Less space junk: Rensselaer research team working with NASA on robot that can refuel satellites
Many technologies that are essential for daily life -- from communications to GPS navigation to weather forecasting -- rely on the thousands of satellites that are orbiting Earth. When those satellites run out of gas and stop working, there's not much that can currently be done to fix them.
"When a satellite runs out of fuel, and you don't have a way to refuel it, that satellite stops working," said John Wen, professor and head of the Department of Electrical, Computer, and Systems Engineering at Rensselaer Polytechnic Institute (RPI). "When that happens, a new satellite is launched to replace the existing satellite."
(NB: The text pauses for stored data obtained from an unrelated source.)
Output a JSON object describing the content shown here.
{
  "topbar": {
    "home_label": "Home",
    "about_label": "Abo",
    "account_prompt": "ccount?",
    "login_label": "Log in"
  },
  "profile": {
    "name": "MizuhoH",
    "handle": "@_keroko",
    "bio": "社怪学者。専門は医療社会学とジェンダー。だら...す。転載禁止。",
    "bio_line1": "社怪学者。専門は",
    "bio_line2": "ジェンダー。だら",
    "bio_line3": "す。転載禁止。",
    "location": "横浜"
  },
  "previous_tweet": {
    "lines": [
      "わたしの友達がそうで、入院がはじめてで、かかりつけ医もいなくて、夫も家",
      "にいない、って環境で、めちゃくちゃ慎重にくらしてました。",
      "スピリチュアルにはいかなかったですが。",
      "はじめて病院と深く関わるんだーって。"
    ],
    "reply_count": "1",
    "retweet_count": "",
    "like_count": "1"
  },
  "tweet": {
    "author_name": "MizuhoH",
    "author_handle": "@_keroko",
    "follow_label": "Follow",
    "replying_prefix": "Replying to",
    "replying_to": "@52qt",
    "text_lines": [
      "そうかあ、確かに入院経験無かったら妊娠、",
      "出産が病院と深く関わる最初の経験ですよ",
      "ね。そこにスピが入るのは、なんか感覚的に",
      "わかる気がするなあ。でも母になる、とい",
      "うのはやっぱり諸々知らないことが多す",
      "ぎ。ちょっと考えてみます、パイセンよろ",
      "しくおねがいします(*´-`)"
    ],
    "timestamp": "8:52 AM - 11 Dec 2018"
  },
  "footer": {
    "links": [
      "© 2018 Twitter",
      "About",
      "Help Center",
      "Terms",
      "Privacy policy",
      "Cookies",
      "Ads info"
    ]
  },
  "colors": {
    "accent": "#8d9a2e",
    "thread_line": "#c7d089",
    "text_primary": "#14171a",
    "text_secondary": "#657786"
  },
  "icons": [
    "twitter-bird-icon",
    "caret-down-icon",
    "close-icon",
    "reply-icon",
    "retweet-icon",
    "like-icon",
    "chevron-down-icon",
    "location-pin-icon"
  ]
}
It's a costly, time-consuming, and increasingly problematic reality as broken-down satellites become part of the growing population of space debris. A team of researchers at RPI, led by Wen, are working with NASA on a solution: a robot that can capture a satellite in space and pull it in to dock, where it would refuel.
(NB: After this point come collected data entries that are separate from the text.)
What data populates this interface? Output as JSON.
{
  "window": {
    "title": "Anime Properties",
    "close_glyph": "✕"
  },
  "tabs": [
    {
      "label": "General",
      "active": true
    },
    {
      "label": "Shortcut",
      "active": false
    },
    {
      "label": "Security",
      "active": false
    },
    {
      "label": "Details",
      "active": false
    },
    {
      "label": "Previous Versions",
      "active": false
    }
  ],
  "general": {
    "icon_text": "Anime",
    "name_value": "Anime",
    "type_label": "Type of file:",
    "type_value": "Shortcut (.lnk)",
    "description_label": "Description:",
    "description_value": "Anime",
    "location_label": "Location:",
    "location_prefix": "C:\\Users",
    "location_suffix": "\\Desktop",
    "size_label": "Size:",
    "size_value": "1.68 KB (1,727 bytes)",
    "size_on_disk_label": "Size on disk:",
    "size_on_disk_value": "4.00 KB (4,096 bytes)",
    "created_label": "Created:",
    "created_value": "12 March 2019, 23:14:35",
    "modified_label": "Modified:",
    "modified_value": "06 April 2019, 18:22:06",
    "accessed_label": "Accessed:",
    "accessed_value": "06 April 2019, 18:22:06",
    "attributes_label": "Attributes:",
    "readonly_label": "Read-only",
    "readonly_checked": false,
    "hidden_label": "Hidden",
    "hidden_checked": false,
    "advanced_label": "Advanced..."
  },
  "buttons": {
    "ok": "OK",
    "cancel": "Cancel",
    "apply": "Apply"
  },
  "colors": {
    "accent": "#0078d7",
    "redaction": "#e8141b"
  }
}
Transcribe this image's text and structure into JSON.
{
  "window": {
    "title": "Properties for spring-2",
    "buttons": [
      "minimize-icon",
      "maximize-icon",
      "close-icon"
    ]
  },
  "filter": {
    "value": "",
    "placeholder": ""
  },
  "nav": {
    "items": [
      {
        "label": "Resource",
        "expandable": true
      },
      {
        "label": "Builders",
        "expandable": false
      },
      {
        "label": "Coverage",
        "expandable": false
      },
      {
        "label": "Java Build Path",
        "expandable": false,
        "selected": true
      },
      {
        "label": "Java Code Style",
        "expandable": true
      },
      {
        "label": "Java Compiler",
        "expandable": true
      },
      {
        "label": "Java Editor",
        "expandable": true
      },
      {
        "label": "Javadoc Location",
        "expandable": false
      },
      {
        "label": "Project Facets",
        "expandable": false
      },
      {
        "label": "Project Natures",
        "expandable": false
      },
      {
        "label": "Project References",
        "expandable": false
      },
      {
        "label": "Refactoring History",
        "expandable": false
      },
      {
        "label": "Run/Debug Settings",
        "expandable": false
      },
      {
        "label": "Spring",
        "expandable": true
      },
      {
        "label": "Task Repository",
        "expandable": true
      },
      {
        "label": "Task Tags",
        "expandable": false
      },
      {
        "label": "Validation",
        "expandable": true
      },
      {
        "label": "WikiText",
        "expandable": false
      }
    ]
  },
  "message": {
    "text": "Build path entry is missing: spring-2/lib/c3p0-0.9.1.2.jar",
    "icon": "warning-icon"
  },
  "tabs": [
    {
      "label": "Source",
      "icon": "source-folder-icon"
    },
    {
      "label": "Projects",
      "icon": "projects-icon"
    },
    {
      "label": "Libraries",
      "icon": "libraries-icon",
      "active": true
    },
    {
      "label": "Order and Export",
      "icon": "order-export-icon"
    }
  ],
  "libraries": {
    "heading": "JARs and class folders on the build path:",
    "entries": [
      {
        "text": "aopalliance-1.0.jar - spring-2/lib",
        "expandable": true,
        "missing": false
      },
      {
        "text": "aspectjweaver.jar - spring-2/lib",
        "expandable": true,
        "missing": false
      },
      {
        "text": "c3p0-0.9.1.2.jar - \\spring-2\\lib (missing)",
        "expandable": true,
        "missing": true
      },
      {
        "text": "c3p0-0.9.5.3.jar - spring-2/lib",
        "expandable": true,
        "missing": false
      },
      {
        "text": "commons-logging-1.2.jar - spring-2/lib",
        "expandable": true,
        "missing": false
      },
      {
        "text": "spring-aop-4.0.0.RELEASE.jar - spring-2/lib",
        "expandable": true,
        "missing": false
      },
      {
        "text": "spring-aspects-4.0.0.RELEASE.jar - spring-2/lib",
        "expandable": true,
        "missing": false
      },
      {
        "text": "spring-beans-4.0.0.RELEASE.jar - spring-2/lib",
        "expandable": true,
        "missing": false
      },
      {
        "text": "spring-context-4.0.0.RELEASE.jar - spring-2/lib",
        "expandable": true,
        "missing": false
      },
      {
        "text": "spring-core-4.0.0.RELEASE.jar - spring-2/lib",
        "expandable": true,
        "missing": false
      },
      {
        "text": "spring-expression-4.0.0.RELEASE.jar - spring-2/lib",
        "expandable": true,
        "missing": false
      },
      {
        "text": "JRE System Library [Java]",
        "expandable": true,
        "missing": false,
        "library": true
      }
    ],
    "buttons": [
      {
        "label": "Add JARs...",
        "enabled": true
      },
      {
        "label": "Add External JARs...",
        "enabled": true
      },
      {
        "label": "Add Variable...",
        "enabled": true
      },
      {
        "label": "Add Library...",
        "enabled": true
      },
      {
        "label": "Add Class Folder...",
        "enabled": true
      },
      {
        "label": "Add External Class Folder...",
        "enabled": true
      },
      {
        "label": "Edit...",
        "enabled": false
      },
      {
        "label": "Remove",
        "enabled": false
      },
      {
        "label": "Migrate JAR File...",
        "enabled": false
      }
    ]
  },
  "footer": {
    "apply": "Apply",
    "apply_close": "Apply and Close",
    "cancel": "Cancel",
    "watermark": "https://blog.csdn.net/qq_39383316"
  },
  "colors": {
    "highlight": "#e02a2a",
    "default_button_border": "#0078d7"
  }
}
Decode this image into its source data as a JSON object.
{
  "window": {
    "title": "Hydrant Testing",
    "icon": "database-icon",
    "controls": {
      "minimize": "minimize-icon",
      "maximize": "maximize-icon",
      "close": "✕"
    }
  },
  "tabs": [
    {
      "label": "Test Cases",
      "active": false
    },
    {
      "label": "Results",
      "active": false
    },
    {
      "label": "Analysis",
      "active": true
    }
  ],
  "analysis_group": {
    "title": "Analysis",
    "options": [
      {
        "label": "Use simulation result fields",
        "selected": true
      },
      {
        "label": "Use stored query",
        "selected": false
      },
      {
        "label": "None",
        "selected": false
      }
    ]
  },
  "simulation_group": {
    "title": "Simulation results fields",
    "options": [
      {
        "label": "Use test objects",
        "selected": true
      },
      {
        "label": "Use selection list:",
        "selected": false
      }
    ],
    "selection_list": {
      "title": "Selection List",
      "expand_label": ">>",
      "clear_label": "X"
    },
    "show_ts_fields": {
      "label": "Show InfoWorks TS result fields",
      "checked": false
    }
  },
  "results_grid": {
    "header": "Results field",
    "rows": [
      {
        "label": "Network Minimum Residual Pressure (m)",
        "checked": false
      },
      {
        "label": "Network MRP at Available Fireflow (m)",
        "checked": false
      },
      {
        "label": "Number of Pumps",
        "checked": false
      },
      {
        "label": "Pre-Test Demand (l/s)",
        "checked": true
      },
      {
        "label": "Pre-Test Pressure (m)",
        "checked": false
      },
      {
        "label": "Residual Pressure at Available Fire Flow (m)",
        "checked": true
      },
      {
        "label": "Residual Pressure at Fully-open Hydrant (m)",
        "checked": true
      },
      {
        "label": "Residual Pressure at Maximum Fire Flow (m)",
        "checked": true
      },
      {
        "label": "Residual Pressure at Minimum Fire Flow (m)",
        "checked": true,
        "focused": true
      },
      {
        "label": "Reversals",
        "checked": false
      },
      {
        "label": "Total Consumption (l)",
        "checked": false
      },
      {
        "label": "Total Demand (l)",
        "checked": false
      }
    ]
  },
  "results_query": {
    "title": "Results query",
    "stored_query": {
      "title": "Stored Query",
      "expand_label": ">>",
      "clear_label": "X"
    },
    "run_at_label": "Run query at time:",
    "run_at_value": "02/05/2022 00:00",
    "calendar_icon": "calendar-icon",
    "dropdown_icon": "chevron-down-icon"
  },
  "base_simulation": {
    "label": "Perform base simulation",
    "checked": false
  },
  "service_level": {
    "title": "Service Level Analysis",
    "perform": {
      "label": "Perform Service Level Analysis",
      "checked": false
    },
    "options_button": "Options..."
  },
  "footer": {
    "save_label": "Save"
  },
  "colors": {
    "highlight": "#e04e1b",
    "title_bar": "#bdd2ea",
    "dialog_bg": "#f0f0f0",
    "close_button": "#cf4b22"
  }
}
"Our part of the research is to specifically look at transporting a massive satellite, which is way beyond the capacity of this robot arm on Earth under gravity," Wen said.
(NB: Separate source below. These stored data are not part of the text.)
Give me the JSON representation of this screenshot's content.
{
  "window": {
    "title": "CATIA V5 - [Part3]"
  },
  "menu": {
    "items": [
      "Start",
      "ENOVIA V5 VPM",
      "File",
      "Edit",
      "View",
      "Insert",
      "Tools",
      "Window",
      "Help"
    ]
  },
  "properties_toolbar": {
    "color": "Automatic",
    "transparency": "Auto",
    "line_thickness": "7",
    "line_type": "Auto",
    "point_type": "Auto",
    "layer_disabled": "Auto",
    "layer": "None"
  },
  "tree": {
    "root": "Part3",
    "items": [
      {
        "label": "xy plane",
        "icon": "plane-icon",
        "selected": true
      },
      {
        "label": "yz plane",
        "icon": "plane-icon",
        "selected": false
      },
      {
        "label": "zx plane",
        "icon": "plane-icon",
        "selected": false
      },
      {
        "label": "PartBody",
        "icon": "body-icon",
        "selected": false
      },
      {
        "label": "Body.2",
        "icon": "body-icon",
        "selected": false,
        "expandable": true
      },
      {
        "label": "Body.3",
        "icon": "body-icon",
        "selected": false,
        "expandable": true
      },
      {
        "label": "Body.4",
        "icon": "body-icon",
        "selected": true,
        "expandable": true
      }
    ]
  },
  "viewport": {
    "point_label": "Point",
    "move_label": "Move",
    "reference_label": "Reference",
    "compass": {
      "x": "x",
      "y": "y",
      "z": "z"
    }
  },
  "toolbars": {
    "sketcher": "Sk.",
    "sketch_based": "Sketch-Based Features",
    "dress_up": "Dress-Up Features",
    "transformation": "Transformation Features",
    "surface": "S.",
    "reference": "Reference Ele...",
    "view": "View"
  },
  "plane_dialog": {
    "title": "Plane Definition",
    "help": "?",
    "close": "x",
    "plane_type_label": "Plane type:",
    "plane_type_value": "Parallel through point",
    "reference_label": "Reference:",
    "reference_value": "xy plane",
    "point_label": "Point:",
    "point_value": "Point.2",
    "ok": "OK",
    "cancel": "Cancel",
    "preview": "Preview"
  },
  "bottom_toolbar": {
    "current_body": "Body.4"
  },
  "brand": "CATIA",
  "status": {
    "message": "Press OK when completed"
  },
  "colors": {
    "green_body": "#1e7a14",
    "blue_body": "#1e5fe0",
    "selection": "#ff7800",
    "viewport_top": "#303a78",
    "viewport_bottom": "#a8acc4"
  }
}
The robotic arm is being built for NASA by Maxar Technologies to be 7 ft long. It is thin, so that it can operate as efficiently as possible in space. It has gears and joints that will allow it to handle a large satellite. But these components also introduce flexibility, Wen said, which adds another layer of complexity.
The researchers at Rensselaer are working with NASA to develop complex algorithms that will control the arm's movement, enabling it to accurately transport and dock a satellite to a berthing station for refueling.
VIDEO: RPI project aims to help refuel satellites in space.
Wen compares the problem to the difficultly of dragging a massive bus along the ice in a hockey rink. Much like the slick ice, the lack of gravity mitigates the challenge of moving a heavy object, but it doesn't necessarily make the task of carefully controlling its movements much easier.
"There will be no human in space to intervene," Wen said. "It's all relying on the ground operator. So, we have to do extensive simulation both in software as well as in hardware to make sure this operation is safe."
Those simulations are being done, both computationally and physically, in the Center for Automation Technologies and Systems Lab at Rensselaer. For physical simulations, the team uses an air-bearing setup (an air hockey table, essentially) where a small satellite model can float along the surface, simulating a zero-gravity environment. A smaller robotic arm models the movement that will need to take place in space.
"It is really great to be working with NASA on a project where there's a chance that what we're developing is actually going to be used in space," said Kimberly Oakes, a doctoral student in electrical engineering. "That's an opportunity you don't get a lot in the research field."
Wen's team is working with the Satellite Servicing Projects Division at NASA's Goddard Space Flight Center in Greenbelt, MD, as they develop a suite of technologies needed to refuel a satellite in orbit. Beyond that, Wen sees other applications for this work.
"It's getting increasingly difficult to fly heavy payloads into orbit, so when we talk about a lunar mission, Mars mission, et cetera, increasingly the assembly will have to be done in space," Wen said. "The robotic technology we're working on now will be the foundation of such work in the future."